Une seule fenêtre allumée
dans la nuit parfumée à l'aubépine
avec la lune au quart le silence
et des étoiles autant qu'il en faut

on se croirait revenu
dans ce jardin premier
dont nous habitons les contours
ou le mensonge

Bienvenue à Wasserwill

Le fleuve se hâte vers le ciel bleu
du faubourg et les gloriettes le soir
tout immense des minuscules jardins

en cercle sur une pelouse à pâquerettes
les nains barbe laquée s'écoutent
marmonner quelques sentences fines
et baroques ignorant le fleuve
qui scintille à perte de vue Héraclite

sous un magnolia
se presse un pétale contre la joue
regarde et approuve

Un soir de mai

Dans une feuille d'érable
maître Eckhart roula sa langue

le soir lévitait sous les arbres

avec la pointe d'un seul de ses mots
il aurait voulu percer le sac à malices

dire ce qui n'aura jamais été
ne sera plus et pourtant fut si clair
par moments

rien qu'un trait
le soir peignit sur son front

Toujours demeure
ce qui est tu ce qui
se tait
lové dans quelque noyau lisse

cela autour
donne langue et salive
donne le change


Tu balaies ces épluchures de temps
la vie comprise ?

le soir longtemps regarde les choses
puis respire en elles
sans les entamer

Une rencontre

Qu'en est-il de votre monde  qu'en est-il
de vos songes  vos forêts lumineuses
le vent du soir qui emporte le cœur
je parle votre langue à vide et vous
vous faites semblant de tout comprendre
acquiescez aux larmes - je ne pleure pas -
vous m'appelez frère pourquoi donc
des regards des corps m'ont bercé
corps de femmes je me souviens peu
dites-moi si j'ai vécu parmi vous
dites-moi si j'ai connu ce monde

Feu tzigane

De tout son gravier rance le cœur se vide
chemins traversent la mémoire
en lignes de vie

entre les doigts de résine
un invisible archet tisonne d'anciens feux
la douleur

des paroles s'insinuent montent vers
la rocaille douce des rêves
où le vent soulève les robes à fleurs

ce jour comme parole belle à s'effacer
dans les possibles

Une longue histoire

A travers la ville ensorcelée glissaient
des carrosses vides et peinturlurés qui
trouaient au fond de la perspective
un ciel myosotis

l'automne frappait de miniscules nuages
à l'effigie de ses musiciens

il apparut dans les portes
comme pour la dernière fois
se souvenant des rues trop noires
d'une enfance nouée dans la poussière
des tapisseries

Son heure la plus mauvaise
qui l'embrassera sur la bouche
et s'en retournera sourire
dans la cendre de l'an deux mille

pourquoi attendre

le couchant aura-t-il assez de pétales
pour rosir les joues
des poupées goguenardes


et ton monde a-t-il fini de naître

des ombres t'arrivent
de plus loin que les regrets

ah
qu'on ouvre les forêts charbonneuses
les chemins noyés dans le vent

Passants de la brume
le visage endormi sous vos mains
et foulant la neige d'un ancien désastre
à côté des pommiers intacts
le chiffre plein de l'été
quand reviendrez-vous mourir
sous nos granges

reverrons-nous jamais vos blessures
peintes au couteau de l'innocence
les mortes souriant
dans vos mouchoirs parfumés

Le vieil or, les couleurs mordorées des nuages au-dessus de collines bleues et dures comme dans les tableaux d'autrefois, au seuil d'un pays inconnu que le rêve ne finit pas d'explorer.
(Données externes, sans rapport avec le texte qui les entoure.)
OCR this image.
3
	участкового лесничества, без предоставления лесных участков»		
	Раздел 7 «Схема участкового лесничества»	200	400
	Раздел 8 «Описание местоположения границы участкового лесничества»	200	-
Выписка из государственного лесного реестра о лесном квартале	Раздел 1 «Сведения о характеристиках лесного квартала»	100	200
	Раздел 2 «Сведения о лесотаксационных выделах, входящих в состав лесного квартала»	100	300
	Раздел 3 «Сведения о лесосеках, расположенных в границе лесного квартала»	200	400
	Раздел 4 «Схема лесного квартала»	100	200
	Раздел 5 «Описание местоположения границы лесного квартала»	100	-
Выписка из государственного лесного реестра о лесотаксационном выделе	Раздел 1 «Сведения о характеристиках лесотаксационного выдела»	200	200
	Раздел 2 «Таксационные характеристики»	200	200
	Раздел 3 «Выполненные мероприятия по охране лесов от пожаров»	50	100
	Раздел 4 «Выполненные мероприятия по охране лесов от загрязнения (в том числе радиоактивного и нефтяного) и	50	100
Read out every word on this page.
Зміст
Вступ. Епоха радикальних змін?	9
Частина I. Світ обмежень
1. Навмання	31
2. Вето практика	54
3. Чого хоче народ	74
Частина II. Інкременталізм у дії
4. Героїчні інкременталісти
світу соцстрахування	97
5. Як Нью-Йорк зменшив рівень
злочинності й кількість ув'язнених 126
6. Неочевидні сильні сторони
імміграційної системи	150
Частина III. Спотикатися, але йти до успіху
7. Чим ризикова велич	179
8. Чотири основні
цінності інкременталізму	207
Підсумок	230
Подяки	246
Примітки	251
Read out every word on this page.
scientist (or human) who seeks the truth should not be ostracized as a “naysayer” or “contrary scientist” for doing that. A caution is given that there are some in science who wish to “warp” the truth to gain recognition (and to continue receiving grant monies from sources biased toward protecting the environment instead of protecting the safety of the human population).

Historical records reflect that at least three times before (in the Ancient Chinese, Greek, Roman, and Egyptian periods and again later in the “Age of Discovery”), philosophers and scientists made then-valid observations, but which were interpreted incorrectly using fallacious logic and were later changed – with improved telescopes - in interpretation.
De grandes retombées de nuages enflammés, effilochés sur le bleu progressif. A l'horizontale, des lanières fumantes, figées. Trischer cheminait au plus près des fougères grasses et lumineuses, au plus près de l'invisible. Ou, levant les bras au ciel, hélant des étoiles naufragées, il descendait les marches usées de l'hiver. Les herbes qui avaient rendu le vert bourdonnaient à ses oreilles. Des paillettes d'aluminium amollissaient l'air. Il approchait des étangs noirs, des arbres morts dont les branches trempaient dans d'immenses flaques de plomb en fusion. D'où venait la lumière ? Parfois le paysage entier basculait, s'exposait à une source lumineuse invisible. Les surfaces des étangs viraient au blanc métallique. D'autres fois, le noir se cristallisait en un noir intense et pur. Les couleurs affleuraient par plaques successives, mais peut-être n'était-ce qu'illusion.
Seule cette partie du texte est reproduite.